Il silenzio divenne allora assoluto, carico d’attesa; lui, il Grande Poeta, l’uomo che disprezzava le folle e il successo mondano, ansimava all’idea di dover esporre i propri versi a persone che poco prima si erano prodotte in quello spettacolo di urla e contestazioni. Fino al giorno prima, forse, davanti alla prospettiva di subire una contestazione sarebbe stato felice, perché avrebbe potuto così estirpare dal suo animo quell’odiosa tendenza a cercare il successo che talvolta ancora lo ghermiva. In quel momento, invece, si accorse di tremare davanti a quelle persone di cui avvertiva l’ostilità. Si avvicinò al leggio, barcollante. Guardò davanti a sé, nella luce della sala, ma non vide nulla, ogni cosa appariva immersa in una caligine biancastra. Cominciò a leggere i suoi versi, quei versi che credeva gli avrebbero solo donato applausi:
Una riflessione che non va giù,
e galleggia in gola, senza pietà.
La stazione deserta, spenta, inerte
e la noia distinta dell’ignoto
bacia i semafori verdi.

Si fermò respirando a fatica: avvertiva, oltre la cortina della sua confusione, l’ostilità strisciante della platea. Comprese che i nuovi mormorii che sentiva esprimevano disprezzo per il suo lavoro di poeta. Fu il colpo di grazia. Capì che la sua crisi non era una semplice crisi di ispirazione, bensì la definitiva rivelazione agli altri della sua mancanza di talento. In quegli anni lui aveva dunque ingannato tutti, spacciandosi per Grande Poeta; ma un pubblico di sempliciotti aveva scoperto il suo imbroglio. Non era più un Grande Poeta, anzi, non lo era mai stato, aveva sempre gettato fumo negli occhi altrui. Era stato un bravo prestigiatore, un uomo che aveva usato le parole per i propri comodi. Non un poeta.
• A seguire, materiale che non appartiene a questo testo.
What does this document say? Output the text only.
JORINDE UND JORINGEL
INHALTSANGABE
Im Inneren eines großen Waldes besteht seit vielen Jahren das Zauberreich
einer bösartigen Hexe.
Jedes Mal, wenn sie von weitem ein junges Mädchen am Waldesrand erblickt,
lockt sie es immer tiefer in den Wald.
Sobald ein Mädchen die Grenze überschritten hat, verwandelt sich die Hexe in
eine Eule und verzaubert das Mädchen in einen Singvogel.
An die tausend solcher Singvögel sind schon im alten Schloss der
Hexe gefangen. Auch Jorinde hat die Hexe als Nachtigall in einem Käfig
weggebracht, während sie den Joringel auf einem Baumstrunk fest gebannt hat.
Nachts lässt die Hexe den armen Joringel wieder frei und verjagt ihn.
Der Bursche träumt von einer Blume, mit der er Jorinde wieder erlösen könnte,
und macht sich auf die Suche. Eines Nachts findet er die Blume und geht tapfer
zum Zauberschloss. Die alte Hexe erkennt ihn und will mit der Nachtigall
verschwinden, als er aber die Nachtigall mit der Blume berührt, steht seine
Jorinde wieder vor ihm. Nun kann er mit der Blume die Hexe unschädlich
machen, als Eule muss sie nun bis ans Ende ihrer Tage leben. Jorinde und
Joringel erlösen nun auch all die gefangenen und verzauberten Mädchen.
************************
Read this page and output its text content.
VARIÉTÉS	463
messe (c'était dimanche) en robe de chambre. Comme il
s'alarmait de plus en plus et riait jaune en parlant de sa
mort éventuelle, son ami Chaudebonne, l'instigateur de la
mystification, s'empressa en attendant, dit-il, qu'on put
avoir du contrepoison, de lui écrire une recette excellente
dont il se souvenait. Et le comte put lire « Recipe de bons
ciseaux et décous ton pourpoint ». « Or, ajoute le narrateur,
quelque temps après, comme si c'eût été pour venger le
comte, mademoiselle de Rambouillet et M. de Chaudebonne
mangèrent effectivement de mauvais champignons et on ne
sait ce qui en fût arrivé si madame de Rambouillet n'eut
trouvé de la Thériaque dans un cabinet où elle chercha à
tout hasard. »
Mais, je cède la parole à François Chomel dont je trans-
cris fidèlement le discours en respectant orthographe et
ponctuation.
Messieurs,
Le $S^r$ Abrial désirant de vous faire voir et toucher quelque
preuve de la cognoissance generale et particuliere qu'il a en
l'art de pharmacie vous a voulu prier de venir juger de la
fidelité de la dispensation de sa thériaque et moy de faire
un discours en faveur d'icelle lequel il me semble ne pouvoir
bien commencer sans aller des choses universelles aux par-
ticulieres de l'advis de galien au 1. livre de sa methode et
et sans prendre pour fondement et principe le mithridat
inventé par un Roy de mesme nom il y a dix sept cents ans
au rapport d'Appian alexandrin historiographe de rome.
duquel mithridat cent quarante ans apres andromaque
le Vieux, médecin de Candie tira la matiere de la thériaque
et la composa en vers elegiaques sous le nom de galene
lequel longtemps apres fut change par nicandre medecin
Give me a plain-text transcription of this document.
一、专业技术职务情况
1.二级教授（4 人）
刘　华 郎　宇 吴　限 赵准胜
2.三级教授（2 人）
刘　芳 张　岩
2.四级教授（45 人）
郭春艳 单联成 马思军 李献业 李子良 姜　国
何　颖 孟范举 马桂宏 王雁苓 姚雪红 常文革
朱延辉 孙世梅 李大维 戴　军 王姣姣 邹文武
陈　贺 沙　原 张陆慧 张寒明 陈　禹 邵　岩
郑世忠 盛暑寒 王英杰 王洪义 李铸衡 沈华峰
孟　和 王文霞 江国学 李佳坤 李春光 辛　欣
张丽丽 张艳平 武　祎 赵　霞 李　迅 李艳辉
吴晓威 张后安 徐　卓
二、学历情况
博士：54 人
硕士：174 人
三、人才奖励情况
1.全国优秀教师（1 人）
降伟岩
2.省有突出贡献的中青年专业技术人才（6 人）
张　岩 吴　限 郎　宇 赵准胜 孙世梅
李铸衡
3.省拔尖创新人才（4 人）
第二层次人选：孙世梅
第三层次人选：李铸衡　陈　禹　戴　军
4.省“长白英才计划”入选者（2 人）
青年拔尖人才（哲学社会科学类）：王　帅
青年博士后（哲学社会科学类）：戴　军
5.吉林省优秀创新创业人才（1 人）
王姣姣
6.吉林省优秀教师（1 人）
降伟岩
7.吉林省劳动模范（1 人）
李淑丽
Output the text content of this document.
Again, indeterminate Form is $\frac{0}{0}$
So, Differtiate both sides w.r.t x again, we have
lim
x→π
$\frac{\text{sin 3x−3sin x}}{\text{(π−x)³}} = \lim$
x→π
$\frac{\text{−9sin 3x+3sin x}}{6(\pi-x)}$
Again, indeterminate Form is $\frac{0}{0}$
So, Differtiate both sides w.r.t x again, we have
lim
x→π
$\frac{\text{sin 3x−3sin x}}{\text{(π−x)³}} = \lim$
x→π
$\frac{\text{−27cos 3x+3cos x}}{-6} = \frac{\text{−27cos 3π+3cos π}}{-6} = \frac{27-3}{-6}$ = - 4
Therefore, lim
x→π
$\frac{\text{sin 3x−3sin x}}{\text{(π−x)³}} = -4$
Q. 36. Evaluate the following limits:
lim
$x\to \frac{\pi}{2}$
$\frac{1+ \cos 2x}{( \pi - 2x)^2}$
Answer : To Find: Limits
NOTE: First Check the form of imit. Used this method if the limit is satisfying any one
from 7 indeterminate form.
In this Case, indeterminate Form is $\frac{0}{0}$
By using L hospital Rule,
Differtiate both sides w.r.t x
Ora che l’inganno era stato scoperto, l’ignominia sarebbe caduta su di lui.
Se ne andò dalla sala del convegno senza nemmeno più udire le voci ostili dei suoi detrattori, gli applausi dei pochi che ancora lo sostenevano, né le accorate parole del suo amico presidente che cercava di consolarlo. Corse verso a casa, pieno di dolori alle ossa, disperato e cosciente della fine della sua vena d’artista. Aveva scoperto d’essere un imbroglione. Giunto a casa sua, si sdraiò sul divano e morì.